The narrator of the poem has suffered a great setback due to the sudden and untimely death of her father. It is because of this event that she has not been able to get out of her father’s suppressive shadow, as she has not been able to come to terms with his death. It is his passing that has driven her to this point of hatred, anger, guilt, and release.
The way the narrator has always felt around her father forms another primary theme of the poem. She continuously keeps saying things like ‘My tongue was stuck in my jaw’, ‘Too afraid to speak or Achoo’, which suggest that she was very scared of her father, and that he had enforced strict rules in place to be followed, causing the child to feel stifled and suppressed.
The poem’s narrator tends to victimize herself throughout, even likening her suffering to that of the Jews in Germany. She keeps on saying ‘I could not talk to you’, ‘I have always been scared of you’, and calls him a black shoe. This tendency reflects throughout the book, and tends to get a little theatrical at times.
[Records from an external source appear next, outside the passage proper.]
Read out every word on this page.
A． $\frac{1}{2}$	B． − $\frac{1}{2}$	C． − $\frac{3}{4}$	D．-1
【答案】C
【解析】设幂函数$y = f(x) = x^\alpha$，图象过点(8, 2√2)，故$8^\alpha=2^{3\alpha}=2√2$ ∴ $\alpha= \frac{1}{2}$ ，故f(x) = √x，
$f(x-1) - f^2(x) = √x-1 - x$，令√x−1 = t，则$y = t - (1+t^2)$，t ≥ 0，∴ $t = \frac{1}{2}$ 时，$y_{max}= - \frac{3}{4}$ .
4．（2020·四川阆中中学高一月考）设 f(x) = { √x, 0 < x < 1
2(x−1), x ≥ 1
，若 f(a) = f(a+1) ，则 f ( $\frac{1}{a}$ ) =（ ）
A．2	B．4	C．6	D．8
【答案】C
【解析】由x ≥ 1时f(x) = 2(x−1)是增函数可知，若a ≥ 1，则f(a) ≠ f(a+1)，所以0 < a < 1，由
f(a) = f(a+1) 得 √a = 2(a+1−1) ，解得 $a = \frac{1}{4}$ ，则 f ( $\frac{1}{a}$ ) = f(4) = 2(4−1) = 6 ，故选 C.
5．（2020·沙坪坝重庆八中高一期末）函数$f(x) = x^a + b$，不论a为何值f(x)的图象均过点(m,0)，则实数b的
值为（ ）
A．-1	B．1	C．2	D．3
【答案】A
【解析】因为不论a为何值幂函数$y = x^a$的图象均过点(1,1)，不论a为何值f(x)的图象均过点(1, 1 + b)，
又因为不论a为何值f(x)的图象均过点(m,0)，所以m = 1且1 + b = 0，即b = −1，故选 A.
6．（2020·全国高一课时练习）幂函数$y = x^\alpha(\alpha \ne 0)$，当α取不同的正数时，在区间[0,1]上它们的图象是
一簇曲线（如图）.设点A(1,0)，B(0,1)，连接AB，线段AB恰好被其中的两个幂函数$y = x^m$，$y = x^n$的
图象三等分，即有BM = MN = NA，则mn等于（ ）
Vampires, the black man, the devil, all give the poem a very ghostly, supernatural feel. As the narrator’s father is already dead, there are many examples used here that do not make sense in the real world. Even the line ‘They stuck me together with glue’ seems otherworldly and eerie.
The contempt and hatred that the narrator feels towards her father and then her husband is abundantly evident throughout the poem. This can actually be called the main theme of the poem, as it entirely circles around this aspect. There is a lot of rage and hostility in all the lines, that the reader can feel with every passing word.
Sylvia Plath grew up in the ’50s in America and England. At that time, women were not considered equals of men, and were hence not given as much importance. Many critics believe that this poem was Plath’s way of lashing out at the male-dominated society; a very raw and real feminist approach. Her father and husband were just representatives of this society.
So this is what ‘Daddy’ is all about. Not really something made for light reading, is it? This is a beautiful poem that captivates the reader in the first go, compelling them to delve further into the troubled and dark world of the narrator.